Infini-AI-Lab / TriForce

[COLM 2024] TriForce: Lossless Acceleration of Long Sequence Generation with Hierarchical Speculative Decoding
https://infini-ai-lab.github.io/TriForce/
203 stars 12 forks source link

Attention Scores Matrix Visualization #10

Open bulaikexiansheng opened 2 weeks ago

bulaikexiansheng commented 2 weeks ago

Hi, I would like to ask why the attention mask is not used in the prefill stage. I want to output the attention scores matrix in prefill stage.
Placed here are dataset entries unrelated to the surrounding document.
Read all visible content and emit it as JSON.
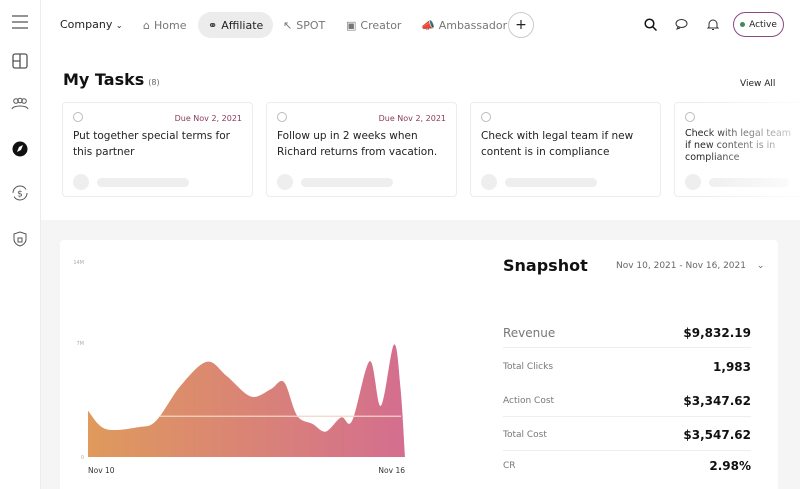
{
  "topbar": {
    "company": "Company",
    "nav": [
      {
        "label": "Home",
        "icon": "home-icon"
      },
      {
        "label": "Affiliate",
        "icon": "affiliate-icon",
        "active": true
      },
      {
        "label": "SPOT",
        "icon": "cursor-icon"
      },
      {
        "label": "Creator",
        "icon": "creator-icon"
      },
      {
        "label": "Ambassador",
        "icon": "megaphone-icon"
      }
    ],
    "add": "+",
    "status": "Active",
    "status_color": "#3e8a5c"
  },
  "sidebar": {
    "items": [
      "menu-icon",
      "layout-icon",
      "people-icon",
      "compass-icon",
      "dollar-cycle-icon",
      "shield-icon"
    ]
  },
  "tasks": {
    "title": "My Tasks",
    "count": "(8)",
    "view_all": "View All",
    "items": [
      {
        "due": "Due Nov 2, 2021",
        "text": "Put together special terms for this partner"
      },
      {
        "due": "Due Nov 2, 2021",
        "text": "Follow up in 2 weeks when Richard returns from vacation."
      },
      {
        "due": "",
        "text": "Check with legal team if new content is in compliance"
      },
      {
        "due": "",
        "text": "Check with legal team if new content is in compliance"
      }
    ]
  },
  "snapshot": {
    "title": "Snapshot",
    "range": "Nov 10, 2021 - Nov 16, 2021",
    "metrics": [
      {
        "label": "Revenue",
        "value": "$9,832.19"
      },
      {
        "label": "Total Clicks",
        "value": "1,983"
      },
      {
        "label": "Action Cost",
        "value": "$3,347.62"
      },
      {
        "label": "Total Cost",
        "value": "$3,547.62"
      },
      {
        "label": "CR",
        "value": "2.98%"
      }
    ]
  },
  "chart_data": {
    "type": "area",
    "x_tick_labels": [
      "Nov 10",
      "Nov 16"
    ],
    "y_tick_labels": [
      "0",
      "7M",
      "14M"
    ],
    "colors": [
      "#df9a5c",
      "#d46e8f"
    ],
    "reference_line": 2.5,
    "x": [
      "2021-11-10T00:00",
      "2021-11-10T08:00",
      "2021-11-10T23:00",
      "2021-11-11T07:00",
      "2021-11-11T18:00",
      "2021-11-12T06:00",
      "2021-11-12T15:00",
      "2021-11-13T02:00",
      "2021-11-13T11:00",
      "2021-11-13T17:00",
      "2021-11-13T23:00",
      "2021-11-14T06:00",
      "2021-11-14T12:00",
      "2021-11-14T19:00",
      "2021-11-15T00:00",
      "2021-11-15T08:00",
      "2021-11-15T13:00",
      "2021-11-15T19:00",
      "2021-11-15T22:00",
      "2021-11-16T00:00"
    ],
    "values": [
      2.84,
      1.72,
      1.83,
      2.23,
      4.36,
      5.84,
      4.97,
      3.71,
      4.16,
      4.6,
      2.54,
      2.03,
      1.56,
      2.43,
      2.23,
      5.88,
      3.14,
      6.9,
      4.16,
      0
    ],
    "unit": "M"
  }
}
Is the code below right?

        if spec: # spec decoding
            key_states, value_states = graph_cache.update(new_k_cache=key_states, new_v_cache=value_states, layer_idx=self.layer_idx)
        else:
            # update kv cache first
            key_states, value_states = kv_cache.update(key_states, value_states, layer_idx=self.layer_idx)
            if query_states.shape[1] == 1 and (isinstance(graph_cache, RetrievalCache)): 
                if graph_cache.init_graph == False:
                    # init graph cache
                    graph_cache.init_graph_cache(kv_cache, query_states, self.layer_idx)
                else:
                    # update graph cache (customized)
                    graph_cache.update_graph_cache_retrieval(kv_cache, query_states, self.layer_idx)

        # 计算注意力得分矩阵
        attention_scores = torch.einsum("bqhd,bkhd->bhqk", query_states, key_states)
        attention_scores /= torch.sqrt(torch.tensor(self.head_dim, dtype=torch.float32))
        if attention_mask is not None:
            attention_mask = attention_mask.to(attention_scores.device)
            attention_scores += attention_mask

        attn_output = flash_attn_with_kvcache(q=query_states, k_cache=key_states, v_cache=value_states, softmax_scale=1/torch.sqrt(torch.tensor(self.head_dim, dtype=torch.float16)), causal=True)
        attn_output = attn_output.reshape(bsz, q_len, self.hidden_size)

        attn_output = self.o_proj(attn_output)

        return attn_output, attention_scores
preminstrel commented 2 weeks ago

Hello,

We use flash attention function which already has causal mask for prefilling phase.

It should be noted that it is easy to have OOM issue when you are trying to compute attention matrix directly for long sequences.